Quizás, tal vez, yo sea demasiado optimista. Puede que la estrategia pragmática sea más eficaz, porque responde a la xenofobia, situándose en su nivel de argumentación, y de este modo evita que nadie se vaya por las ramas. De paso, le recuerda a todo el mundo que vivimos en un país democrático, capaz de darse a sí mismo sus propias leyes. Y recuerda algunos de los contenidos de estas leyes que nos hemos dado. Algo de lo que no tenemos ni idea, al parecer.
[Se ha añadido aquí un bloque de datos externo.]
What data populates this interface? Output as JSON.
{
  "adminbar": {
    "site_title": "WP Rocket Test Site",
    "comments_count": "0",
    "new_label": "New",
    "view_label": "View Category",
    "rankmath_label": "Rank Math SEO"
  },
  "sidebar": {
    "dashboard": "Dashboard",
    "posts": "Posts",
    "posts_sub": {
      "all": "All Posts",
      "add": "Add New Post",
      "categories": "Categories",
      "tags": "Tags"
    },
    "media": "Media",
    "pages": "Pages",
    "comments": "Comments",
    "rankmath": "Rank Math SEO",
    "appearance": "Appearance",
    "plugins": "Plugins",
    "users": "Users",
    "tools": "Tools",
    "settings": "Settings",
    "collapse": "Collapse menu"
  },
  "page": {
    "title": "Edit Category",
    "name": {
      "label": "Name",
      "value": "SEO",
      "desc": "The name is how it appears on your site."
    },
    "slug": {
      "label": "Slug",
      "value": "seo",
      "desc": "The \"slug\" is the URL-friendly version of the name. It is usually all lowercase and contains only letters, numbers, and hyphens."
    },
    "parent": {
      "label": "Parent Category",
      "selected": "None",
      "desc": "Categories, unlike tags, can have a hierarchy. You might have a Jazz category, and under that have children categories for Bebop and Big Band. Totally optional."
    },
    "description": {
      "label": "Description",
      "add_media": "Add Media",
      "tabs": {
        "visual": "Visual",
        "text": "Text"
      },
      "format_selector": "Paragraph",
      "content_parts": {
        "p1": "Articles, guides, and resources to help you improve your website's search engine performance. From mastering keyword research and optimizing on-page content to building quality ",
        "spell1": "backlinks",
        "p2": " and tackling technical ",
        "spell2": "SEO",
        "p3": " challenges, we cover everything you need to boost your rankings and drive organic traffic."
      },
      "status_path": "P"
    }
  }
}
Pero tengo miedo. Tengo miedo, no de ser invadida, de ver usurpado mi puesto de trabajo, o de un aumento de la delincuencia en mi ciudad. Tengo miedo del viraje que, según los últimos datos, la mayoría de este país está protagonizando. Porque, como sabemos, la democracia se basa en el juego de las mayorías.
En el de la mayoría, y en el del diálogo y los argumentos, claro. Me temo que, ahora mismo, esta última es nuestra única esperanza. La de quienes nos sentimos demoócratas, y no vamos a conformarnos ante las discriminaciones que se nos proponen desde la derecha. Así que, ya sea por vía teórica, profundizando en las razones de tanto y tan cruel rechazo -lo que obligará, sin duda, a un complejo y quizás doloroso examen de conciencia, pero desde luego también necesario-, o por vía más pragmática y utilitarista, por lo que más queramos, no dejemos de argumentar. Así es como se cambian las mayorías. Cambiemos esta, por favor.